When Offred’s Commander asks what she thinks about the new society they’ve made, and she carefully sidesteps the question, he sighs and tells her, “You can’t make an omelet without breaking eggs,” a phrase whose origins hearken back to the French Revolution and that implies it’s necessary to sacrifice some lives for the greater good. The phrase is often incorrectly attributed to such violent and ruthless historical figures as Stalin, Napoleon, and Robespierre—clearly an intentional choice on Atwood’s part to include it here.
Through her role as a Handmaid, and her strictly controlled egg-centric diet, Offred is reduced to her physical self, and everything else about her stops mattering—her only value as a human is through her physical capabilities. “I used to think of my body as an instrument, of pleasure, or a means of transportation, or an implement for the accomplishment of my will . . . ” she says. “Now the flesh arranges itself differently. I’m a cloud, congealed around a central object, the shape of a pear, which is hard and more real than I am and glows red within its translucent wrapping.” Offred is nothing more or less than her uterus. “We are containers, it’s only the inside of our bodies that are important,” she says.

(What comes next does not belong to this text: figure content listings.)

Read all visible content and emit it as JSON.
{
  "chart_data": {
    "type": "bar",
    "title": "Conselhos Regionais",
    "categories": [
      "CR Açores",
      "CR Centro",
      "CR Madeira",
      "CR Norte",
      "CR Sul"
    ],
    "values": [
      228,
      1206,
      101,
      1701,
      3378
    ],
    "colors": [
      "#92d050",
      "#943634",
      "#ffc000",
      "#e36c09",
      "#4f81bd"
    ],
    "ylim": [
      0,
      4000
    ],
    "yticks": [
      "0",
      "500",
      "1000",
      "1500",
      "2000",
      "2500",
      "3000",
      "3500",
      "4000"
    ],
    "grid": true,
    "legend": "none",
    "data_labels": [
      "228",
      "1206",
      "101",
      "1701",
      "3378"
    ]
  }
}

Women’s bodies have always been central to their oppression, whether through sexual objectification or limited reproductive rights. As the most direct conduit between our physical selves and the outside world, food and eating can be a tool of oppression as well as a source of pleasure and desire. The Handmaid’s Tale depicts a world where the oppression of women is taken to its logical extreme—a world where a woman is merely an egg waiting to be fertilized. As Offred says, “We are two-legged wombs, that’s all: sacred vessels, ambulatory chalices.” But Offred also finds power in her physical self, speculating that “this is what God must look like: an egg.”